Lexipedia

Roth Franziska · Nationalrat · 2021-05-04

Roth Franziska · Nationalrat · Solothurn · Sozialdemokratische Fraktion · 2021-05-04

Wortprotokoll

Mein Minderheitsantrag geht unumstritten von der Befürchtung aus, dass das neue Ermittlungsinstrument von den Strafverfolgungsbehörden tendenziös eingesetzt werden könnte. Diese Befürchtungen sind in einem Rechtsstaat absolut berechtigt, wenn man das Gefühl hat, dass das Gesetz dem Schutz der persönlichen Daten zu wenig Rechnung trägt.

Warum? Der Prozess bei der Erstellung eines DNA-Profils, wie er sich heute gestaltet, bezieht sich im Moment lediglich auf das Bestimmen des Geschlechts. Er berücksichtigt die erweiterten Möglichkeiten wie den Verwandtschaftsbezug, die Phänotypisierung und insbesondere das Bestimmen der biogeografischen Herkunft nicht.

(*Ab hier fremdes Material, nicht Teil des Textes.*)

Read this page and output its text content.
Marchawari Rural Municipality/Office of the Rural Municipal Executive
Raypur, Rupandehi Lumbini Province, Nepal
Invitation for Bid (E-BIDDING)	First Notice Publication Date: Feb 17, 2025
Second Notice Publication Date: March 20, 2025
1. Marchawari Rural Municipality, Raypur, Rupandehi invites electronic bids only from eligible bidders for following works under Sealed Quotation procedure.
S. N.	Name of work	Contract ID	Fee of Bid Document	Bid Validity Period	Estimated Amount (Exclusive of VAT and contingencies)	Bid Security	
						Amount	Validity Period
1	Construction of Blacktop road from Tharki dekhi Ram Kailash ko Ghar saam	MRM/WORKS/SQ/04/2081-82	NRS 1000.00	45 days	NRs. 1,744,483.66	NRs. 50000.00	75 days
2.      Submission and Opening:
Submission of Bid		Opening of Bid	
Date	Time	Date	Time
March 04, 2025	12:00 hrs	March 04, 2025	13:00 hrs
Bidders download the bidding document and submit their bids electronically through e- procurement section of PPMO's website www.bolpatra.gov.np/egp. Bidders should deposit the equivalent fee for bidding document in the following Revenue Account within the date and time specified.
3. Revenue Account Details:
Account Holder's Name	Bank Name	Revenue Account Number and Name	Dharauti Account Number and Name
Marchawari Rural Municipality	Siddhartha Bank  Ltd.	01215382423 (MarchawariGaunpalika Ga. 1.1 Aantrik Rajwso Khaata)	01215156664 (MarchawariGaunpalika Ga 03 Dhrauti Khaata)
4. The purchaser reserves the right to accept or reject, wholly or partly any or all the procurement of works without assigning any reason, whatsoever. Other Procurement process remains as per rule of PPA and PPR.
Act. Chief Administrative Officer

Nun will man aber eine massive Ausdehnung auf neue Verfahren sowie eine Ausweitung auf die Suche nach Verwandtschaftsbezug machen. Die vom Bundesrat immer wieder erwähnten bisherigen wissenschaftlichen Kontrollen sind nicht mehr verhältnismässig und genügen in einem Rechtsstaat nicht, weil man mit einer Phänotypisierung enorm viele Informationen über eine Person preisgibt. Mit diesen neuen Verfahren treten bei der Recherche nach Verwandtschaftsbezug aufgrund einer genetischen Verbindung neue Risiken auf; dies einerseits zulasten der beschuldigten Person, andererseits aber vor allem auch zulasten unbeteiligter Dritter, also zum Beispiel auch von Ihnen und mir.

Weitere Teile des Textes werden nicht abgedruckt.